Il capo dell’ultradestra da imputato all’Aja a “giudice” nel reality

Già sotto processo per crimini contro l’umanità, Šešelj si è presentato con la toga in un popolare programma tv

Da fautore dell’idea della Grande Serbia alla sbarra degli imputati del Tribunale internazionale per l’ex Jugoslavia (Tpi). Fino a una controversa tappa in tv, come “giudice” in un reality show, vestito in maniera molto simile a quella di un togato della Corte dell’Aja. Per farsi beffe - e neanche troppo velatamente - del Tribunale. A Belgrado sta facendo assai discutere lo sbarco sul piccolo schermo di una delle “anime nere” della politica nazionale, Vojislav Sešelj, ex vicepremier e leader storico del Partito radicale serbo, 8% alle ultime elezioni, 22 seggi in Parlamento, trascorsi da ultranazionalista nei bui Anni Novanta, undici anni passati in una cella dell’Aja in attesa di giudizio per crimini contro l’umanità prima di venire assolto in primo grado nel marzo 2016. Sešelj, da sempre celebre per i suoi atteggiamenti sopra le righe, sta facendo di nuovo parlare di sé dopo essere entrato nel seguitissimo reality “Zadruga”, sorta di Grande Fratello trash che va in onda su uno dei canali più popolari nel Paese, la Tv Pink, filogovernativa e guidata dal chiacchierato tycoon Zeljko Mitrović.

Non è la prima volta, per Sešelj, che aveva fatto un paio d’anni fa una comparsata in un altro show, “Farma”. Ma adesso Sešelj si è presentato in trasmissione come giudice, camuffato con una toga che richiama quella dei magistrati del Tribunale dell’Aja.
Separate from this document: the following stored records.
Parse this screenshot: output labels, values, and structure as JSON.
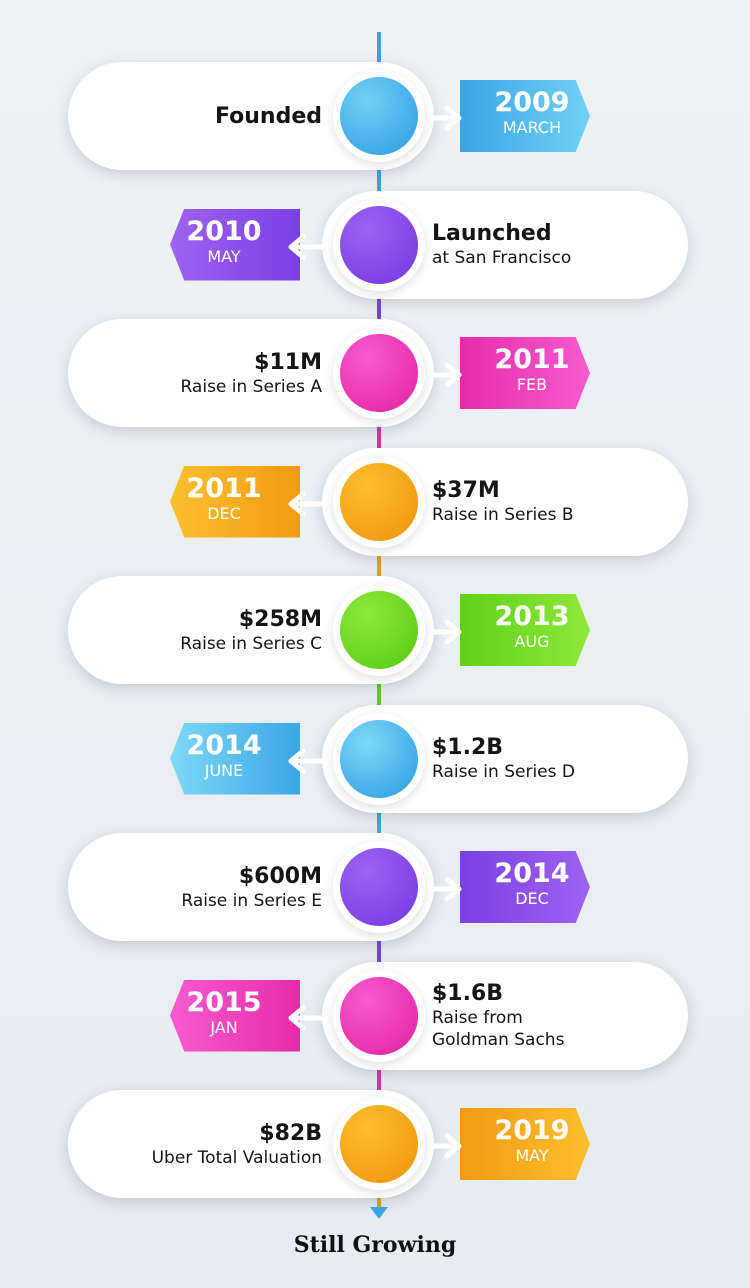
{
  "milestones": [
    {
      "title": "Founded",
      "subtitle": "",
      "year": "2009",
      "month": "MARCH",
      "side": "left",
      "color": "#3aa5e6",
      "color_light": "#6fd2f5"
    },
    {
      "title": "Launched",
      "subtitle": "at San Francisco",
      "year": "2010",
      "month": "MAY",
      "side": "right",
      "color": "#7b3fe4",
      "color_light": "#9e63f0"
    },
    {
      "title": "$11M",
      "subtitle": "Raise in Series A",
      "year": "2011",
      "month": "FEB",
      "side": "left",
      "color": "#e62ca8",
      "color_light": "#f75bd0"
    },
    {
      "title": "$37M",
      "subtitle": "Raise in Series B",
      "year": "2011",
      "month": "DEC",
      "side": "right",
      "color": "#f39a12",
      "color_light": "#fbbf30"
    },
    {
      "title": "$258M",
      "subtitle": "Raise in Series C",
      "year": "2013",
      "month": "AUG",
      "side": "left",
      "color": "#5fd11a",
      "color_light": "#8fe83a"
    },
    {
      "title": "$1.2B",
      "subtitle": "Raise in Series D",
      "year": "2014",
      "month": "JUNE",
      "side": "right",
      "color": "#39a7e5",
      "color_light": "#7fd8f7"
    },
    {
      "title": "$600M",
      "subtitle": "Raise in Series E",
      "year": "2014",
      "month": "DEC",
      "side": "left",
      "color": "#7b3fe4",
      "color_light": "#9e63f0"
    },
    {
      "title": "$1.6B",
      "subtitle": "Raise from\nGoldman Sachs",
      "year": "2015",
      "month": "JAN",
      "side": "right",
      "color": "#e62ca8",
      "color_light": "#f75bd0"
    },
    {
      "title": "$82B",
      "subtitle": "Uber Total Valuation",
      "year": "2019",
      "month": "MAY",
      "side": "left",
      "color": "#f39a12",
      "color_light": "#fbbf30"
    }
  ],
  "footer": "Still Growing"
}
Per il cammeo ha ottenuto «centomila euro», come ha rivelato lui stesso al quotidiano Kurir. La sua partecipazione si è limitata a qualche provocazione.

«C’è qualche bandiera Ue in giro? Devo saperlo per capire se devo bruciarla», ha detto con una battuta. Poi ha svolto il “compito” assegnatogli, quello di giudice in una decina di diatribe tra i concorrenti, in una serata in cui è salito alle stelle lo share di uno “spettacolo” che, fino a qualche giorno fa, ha visto concorrere tra gli altri un sospetto uxoricida, arrestato il giorno prima dell’apparizione di Sešelj, nonché ragazze poco vestite. È solo «un pagliaccio», lo ha attaccato la deputata Sanda Rasković Ivić, ex ambasciatrice serba in Italia: una posizione per la verità condivisa da tanti nel Paese, inclusi molti supporter radicali. Impossibile comprendere cosa abbia spinto Sešelj a esporsi in questo modo, se lo abbia fatto per soldi o solo per raccogliere qualche consenso tra gli spettatori di “Zadruga”.

Certo è che l’ultranazionalista serbo dovrebbe avere ben altri pensieri per la testa. E molto più seri. Ieri il Tpi ha chiesto al leader radicale serbo se abbia o meno intenzione di presentarsi all’Aja per un’udienza in cui si discuterà se dare luce verde al processo d’appello a suo carico, possibile dopo che la Procura aveva presentato nell’agosto 2016 ricorso contro l’assoluzione del leader radicale. Obiettivo, ribaltare la sentenza di primo grado, con la pronuncia di una condanna per colui che due decenni fa soffiò sul fuoco della violenza e della pulizia etnica in Croazia e in Bosnia-Erzegovina. Richiesta alla quale Sešelj aveva già risposto in passato, assicurando di «non avere intenzione» di presentarsi «volontariamente» di fronte alla Corte in Olanda per alcun procedimento.